Robin J Brooks
Depuis le début du conflit au Moyen-Orient il y a deux semaines, les marchés ont oscillé entre une confiance absolue et une panique générale.
Nous nous dirigeons actuellement vers une nouvelle vague de panique.
L’inquiétude croissante liée à la fermeture du détroit d’Ormuz a fait grimper le Brent à 103 dollars, une prime de risque considérable étant donné qu’il est 42 % supérieur au prix du pétrole avant le début de la guerre. Pour la première fois, il semble que l’incertitude pesant sur l’approvisionnement mondial en pétrole se répercute sur d’autres marchés.
Cette situation a alimenté toutes sortes de discours alarmistes, alors qu’en réalité, les principaux indicateurs de risque ne présentent qu’une légère hausse. Bien sûr, cela ne signifie pas que la situation ne peut pas empirer. Bien sûr que si. Mais cela signifie qu’il est possible d’ignorer certains commentaires alarmistes.
Avant d’entrer dans le vif du sujet, permettez-moi de préciser quelques points.
Premièrement, la guerre avec l’Iran constitue un choc exceptionnel. Elle combine l’incertitude géopolitique à la possibilité d’une perturbation de l’approvisionnement mondial en pétrole. C’est un choc considérable pour les marchés, il est donc important de comparer la situation actuelle à un choc similaire et, idéalement, à un choc que les marchés ont surmonté sans encombre.
L’invasion de l’Ukraine par la Russie est un tel choc, et j’analyserai donc la situation actuelle sous cet angle.
Deuxièmement, j’examinerai l’évolution des marchés au comptant et des options.
Sur les premiers, les anticipations de hausse s’expriment. Ainsi, si vous êtes certain que le prix du pétrole va augmenter, vous prendrez une position longue sur le pétrole sur ce marché. En revanche, si vous êtes préoccupé par l’incertitude croissante et le risque extrême, vous chercherez à vous couvrir sur les marchés des options.
Les opérations de couverture anticipent souvent les anticipations de hausse, ce qui explique les fluctuations généralement plus importantes sur les marchés des options que sur les marchés au comptant. Par conséquent, si les marchés des options évoluent plus ou moins comme en 2022 – une période que les marchés ont traversée avec succès –, cela est de bon augure pour la situation actuelle.
- Marchés au comptant : les quatre graphiques ci-dessous illustrent l’évolution du prix du pétrole Brent (en haut à gauche), du S&P 500 (en haut à droite), du dollar par rapport aux devises du G10 (en bas à gauche) et du dollar par rapport aux marchés émergents (en bas à droite). La courbe bleue représente la situation actuelle et la courbe noire, celle de 2022. Dans les deux cas, les indices ont été fixés à 100 la veille du début d’un conflit, soit le 23 février 2022 pour l’Ukraine et le 27 février 2026 pour l’Iran. La prime de risque du Brent est légèrement supérieure à son niveau de 2022 et le S&P 500 est légèrement plus faible. Le dollar, quant à lui, est parfaitement aligné sur son niveau de 2022. Globalement, étant donné que le détroit d’Ormuz est trois fois plus important que la Russie pour l’approvisionnement mondial en pétrole, les marchés se comportent de manière très stable.
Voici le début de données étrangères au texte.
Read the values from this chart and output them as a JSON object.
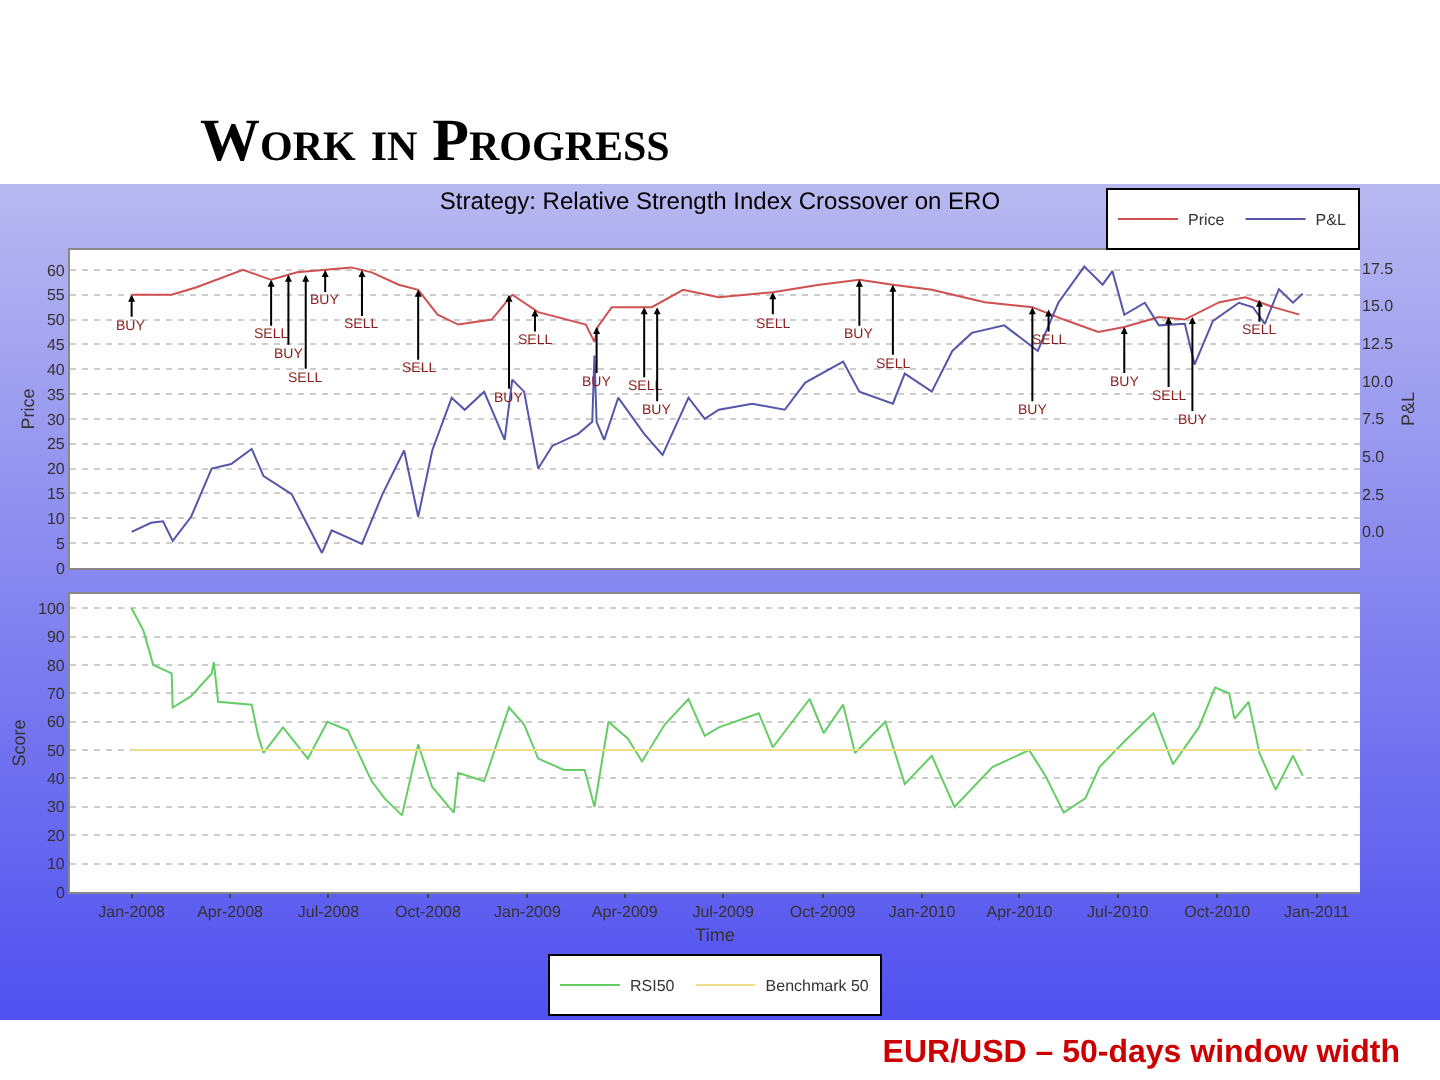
{
  "chart_data": [
    {
      "type": "line",
      "title": "Strategy: Relative Strength Index Crossover on ERO",
      "ylabel": "Price",
      "y2label": "P&L",
      "xlim": [
        "2007-11-05",
        "2011-02-10"
      ],
      "ylim": [
        0,
        64
      ],
      "yticks": [
        0,
        5,
        10,
        15,
        20,
        25,
        30,
        35,
        40,
        45,
        50,
        55,
        60
      ],
      "y2lim": [
        -2.4,
        18.7
      ],
      "y2ticks": [
        {
          "value": 0,
          "label": "0.0"
        },
        2.5,
        {
          "value": 5,
          "label": "5.0"
        },
        7.5,
        {
          "value": 10,
          "label": "10.0"
        },
        12.5,
        {
          "value": 15,
          "label": "15.0"
        },
        17.5
      ],
      "tick_labels": "y",
      "grid": "y",
      "legend": "top right",
      "marker": "none",
      "line_style": "solid",
      "series": [
        {
          "name": "Price",
          "color": "#d05050",
          "x": [
            "2008-01-01",
            "2008-02-07",
            "2008-03-01",
            "2008-04-13",
            "2008-05-09",
            "2008-06-02",
            "2008-07-22",
            "2008-08-10",
            "2008-09-04",
            "2008-09-22",
            "2008-10-10",
            "2008-10-29",
            "2008-11-29",
            "2008-12-18",
            "2009-01-11",
            "2009-02-24",
            "2009-03-04",
            "2009-03-07",
            "2009-03-20",
            "2009-04-26",
            "2009-05-25",
            "2009-06-27",
            "2009-08-16",
            "2009-09-28",
            "2009-11-04",
            "2009-12-05",
            "2010-01-10",
            "2010-02-28",
            "2010-04-13",
            "2010-05-12",
            "2010-06-13",
            "2010-07-07",
            "2010-08-08",
            "2010-09-01",
            "2010-10-03",
            "2010-10-27",
            "2010-11-22",
            "2010-12-16"
          ],
          "values": [
            55,
            55,
            56.5,
            60,
            58,
            59.5,
            60.5,
            59.5,
            57,
            56,
            51,
            49,
            50,
            55,
            51.5,
            49,
            45.5,
            48.5,
            52.5,
            52.5,
            56,
            54.5,
            55.5,
            57,
            58,
            57,
            56,
            53.5,
            52.5,
            50,
            47.5,
            48.5,
            50.5,
            50,
            53.5,
            54.5,
            52.5,
            51
          ]
        },
        {
          "name": "P&L",
          "color": "#5555aa",
          "axis": "y2",
          "x": [
            "2008-01-01",
            "2008-01-19",
            "2008-01-30",
            "2008-02-08",
            "2008-02-25",
            "2008-03-15",
            "2008-04-02",
            "2008-04-21",
            "2008-05-02",
            "2008-05-28",
            "2008-06-25",
            "2008-07-04",
            "2008-08-01",
            "2008-08-20",
            "2008-09-09",
            "2008-09-22",
            "2008-10-05",
            "2008-10-23",
            "2008-11-04",
            "2008-11-22",
            "2008-12-11",
            "2008-12-18",
            "2008-12-29",
            "2009-01-11",
            "2009-01-24",
            "2009-02-17",
            "2009-03-02",
            "2009-03-04",
            "2009-03-06",
            "2009-03-13",
            "2009-03-26",
            "2009-04-19",
            "2009-05-06",
            "2009-05-30",
            "2009-06-14",
            "2009-06-27",
            "2009-07-28",
            "2009-08-27",
            "2009-09-15",
            "2009-10-20",
            "2009-11-04",
            "2009-12-05",
            "2009-12-16",
            "2010-01-10",
            "2010-01-29",
            "2010-02-16",
            "2010-03-18",
            "2010-04-18",
            "2010-05-07",
            "2010-05-31",
            "2010-06-17",
            "2010-06-26",
            "2010-07-07",
            "2010-07-26",
            "2010-08-08",
            "2010-09-01",
            "2010-09-10",
            "2010-09-27",
            "2010-10-21",
            "2010-11-03",
            "2010-11-14",
            "2010-11-27",
            "2010-12-10",
            "2010-12-19"
          ],
          "values": [
            0,
            0.6,
            0.7,
            -0.6,
            1,
            4.2,
            4.5,
            5.5,
            3.7,
            2.5,
            -1.4,
            0.1,
            -0.8,
            2.5,
            5.4,
            1,
            5.4,
            8.9,
            8.1,
            9.3,
            6.1,
            10.1,
            9.3,
            4.2,
            5.7,
            6.5,
            7.3,
            11.7,
            7.3,
            6.1,
            8.9,
            6.5,
            5.1,
            8.9,
            7.5,
            8.1,
            8.5,
            8.1,
            9.9,
            11.3,
            9.3,
            8.5,
            10.5,
            9.3,
            12,
            13.2,
            13.7,
            12,
            15.2,
            17.6,
            16.4,
            17.3,
            14.4,
            15.2,
            13.7,
            13.8,
            11.1,
            14,
            15.2,
            14.9,
            13.8,
            16.1,
            15.2,
            15.8
          ]
        }
      ],
      "annotations": [
        "Work in Progress",
        {
          "text": "BUY",
          "x": "2008-01-01",
          "y": 55
        },
        {
          "text": "SELL",
          "x": "2008-05-09",
          "y": 58
        },
        {
          "text": "BUY",
          "x": "2008-05-25",
          "y": 59
        },
        {
          "text": "SELL",
          "x": "2008-06-10",
          "y": 59
        },
        {
          "text": "BUY",
          "x": "2008-06-28",
          "y": 60
        },
        {
          "text": "SELL",
          "x": "2008-08-01",
          "y": 60
        },
        {
          "text": "SELL",
          "x": "2008-09-22",
          "y": 56
        },
        {
          "text": "BUY",
          "x": "2008-12-15",
          "y": 55
        },
        {
          "text": "SELL",
          "x": "2009-01-08",
          "y": 52
        },
        {
          "text": "BUY",
          "x": "2009-03-06",
          "y": 48.5
        },
        {
          "text": "SELL",
          "x": "2009-04-19",
          "y": 52.5
        },
        {
          "text": "BUY",
          "x": "2009-05-01",
          "y": 52.5
        },
        {
          "text": "SELL",
          "x": "2009-08-16",
          "y": 55.5
        },
        {
          "text": "BUY",
          "x": "2009-11-04",
          "y": 58
        },
        {
          "text": "SELL",
          "x": "2009-12-05",
          "y": 57
        },
        {
          "text": "BUY",
          "x": "2010-04-13",
          "y": 52.5
        },
        {
          "text": "SELL",
          "x": "2010-04-28",
          "y": 52
        },
        {
          "text": "BUY",
          "x": "2010-07-07",
          "y": 48.5
        },
        {
          "text": "SELL",
          "x": "2010-08-17",
          "y": 50.5
        },
        {
          "text": "BUY",
          "x": "2010-09-08",
          "y": 50.5
        },
        {
          "text": "SELL",
          "x": "2010-11-09",
          "y": 54
        }
      ]
    },
    {
      "type": "line",
      "xlabel": "Time",
      "ylabel": "Score",
      "xlim": [
        "2007-11-05",
        "2011-02-10"
      ],
      "xticks": [
        {
          "value": "2008-01-01",
          "label": "Jan-2008"
        },
        {
          "value": "2008-04-01",
          "label": "Apr-2008"
        },
        {
          "value": "2008-07-01",
          "label": "Jul-2008"
        },
        {
          "value": "2008-10-01",
          "label": "Oct-2008"
        },
        {
          "value": "2009-01-01",
          "label": "Jan-2009"
        },
        {
          "value": "2009-04-01",
          "label": "Apr-2009"
        },
        {
          "value": "2009-07-01",
          "label": "Jul-2009"
        },
        {
          "value": "2009-10-01",
          "label": "Oct-2009"
        },
        {
          "value": "2010-01-01",
          "label": "Jan-2010"
        },
        {
          "value": "2010-04-01",
          "label": "Apr-2010"
        },
        {
          "value": "2010-07-01",
          "label": "Jul-2010"
        },
        {
          "value": "2010-10-01",
          "label": "Oct-2010"
        },
        {
          "value": "2011-01-01",
          "label": "Jan-2011"
        }
      ],
      "ylim": [
        0,
        105
      ],
      "yticks": [
        0,
        10,
        20,
        30,
        40,
        50,
        60,
        70,
        80,
        90,
        100
      ],
      "grid": "y",
      "legend": "bottom",
      "marker": "none",
      "line_style": "solid",
      "series": [
        {
          "name": "RSI50",
          "color": "#66cc66",
          "x": [
            "2008-01-01",
            "2008-01-12",
            "2008-01-21",
            "2008-02-07",
            "2008-02-08",
            "2008-02-25",
            "2008-03-15",
            "2008-03-17",
            "2008-03-21",
            "2008-04-21",
            "2008-04-27",
            "2008-05-02",
            "2008-05-20",
            "2008-06-12",
            "2008-06-30",
            "2008-07-19",
            "2008-08-10",
            "2008-08-22",
            "2008-09-07",
            "2008-09-22",
            "2008-10-05",
            "2008-10-25",
            "2008-10-29",
            "2008-11-22",
            "2008-12-15",
            "2008-12-29",
            "2009-01-11",
            "2009-02-04",
            "2009-02-23",
            "2009-03-04",
            "2009-03-17",
            "2009-04-04",
            "2009-04-17",
            "2009-05-08",
            "2009-05-30",
            "2009-06-14",
            "2009-06-27",
            "2009-08-03",
            "2009-08-16",
            "2009-09-19",
            "2009-10-02",
            "2009-10-20",
            "2009-10-31",
            "2009-11-28",
            "2009-12-16",
            "2010-01-10",
            "2010-01-31",
            "2010-03-07",
            "2010-04-10",
            "2010-04-25",
            "2010-05-12",
            "2010-06-01",
            "2010-06-14",
            "2010-07-07",
            "2010-08-03",
            "2010-08-21",
            "2010-09-14",
            "2010-09-29",
            "2010-10-12",
            "2010-10-17",
            "2010-10-30",
            "2010-11-09",
            "2010-11-24",
            "2010-12-10",
            "2010-12-19"
          ],
          "values": [
            100,
            92,
            80,
            77,
            65,
            69,
            77,
            81,
            67,
            66,
            55,
            49,
            58,
            47,
            60,
            57,
            39,
            33,
            27,
            52,
            37,
            28,
            42,
            39,
            65,
            59,
            47,
            43,
            43,
            30,
            60,
            54,
            46,
            59,
            68,
            55,
            58,
            63,
            51,
            68,
            56,
            66,
            49,
            60,
            38,
            48,
            30,
            44,
            50,
            41,
            28,
            33,
            44,
            53,
            63,
            45,
            58,
            72,
            70,
            61,
            67,
            49,
            36,
            48,
            41
          ]
        },
        {
          "name": "Benchmark 50",
          "color": "#eee08a",
          "x": [
            "2008-01-01",
            "2010-12-19"
          ],
          "values": [
            50,
            50
          ]
        }
      ],
      "annotations": [
        "EUR/USD – 50-days window width"
      ]
    }
  ]
}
- Marchés d’options : les quatre graphiques ci-dessous présentent la volatilité implicite à 30 jours pour les prix du pétrole brut (en haut à gauche), le S&P 500 (en haut à droite), le marché obligataire (en bas à gauche) et la dette d’entreprise à haut rendement (en bas à droite). Le tableau est également plutôt rassurant. L’incertitude étant élevée sur les marchés pétroliers, la volatilité implicite des options est sans surprise élevée (bien que moins qu’en 2022).
- Les marchés du crédit américains sont également sous tension, ce qui explique, là encore, la hausse de la volatilité implicite des options par rapport à 2022. Toutefois, de manière générale, l’activité de couverture ne semble pas différer sensiblement de celle de 2022, ce qui est remarquable compte tenu de l’ampleur du choc actuel par rapport à la crise ukrainienne.

En résumé, les marchés résistent remarquablement bien compte tenu de l’ampleur du choc actuel, bien supérieure à celle de l’invasion de l’Ukraine par la Russie. Avant ce conflit, 20 millions de barils de pétrole transitaient quotidiennement par le détroit d’Ormuz, soit environ trois fois les exportations quotidiennes de pétrole de la Russie. Ce choc est donc au moins trois fois plus important que celui de 2022.
Compte tenu de cela, les marchés intègrent certainement certaines tensions, mais nous sommes encore loin d’une catastrophe.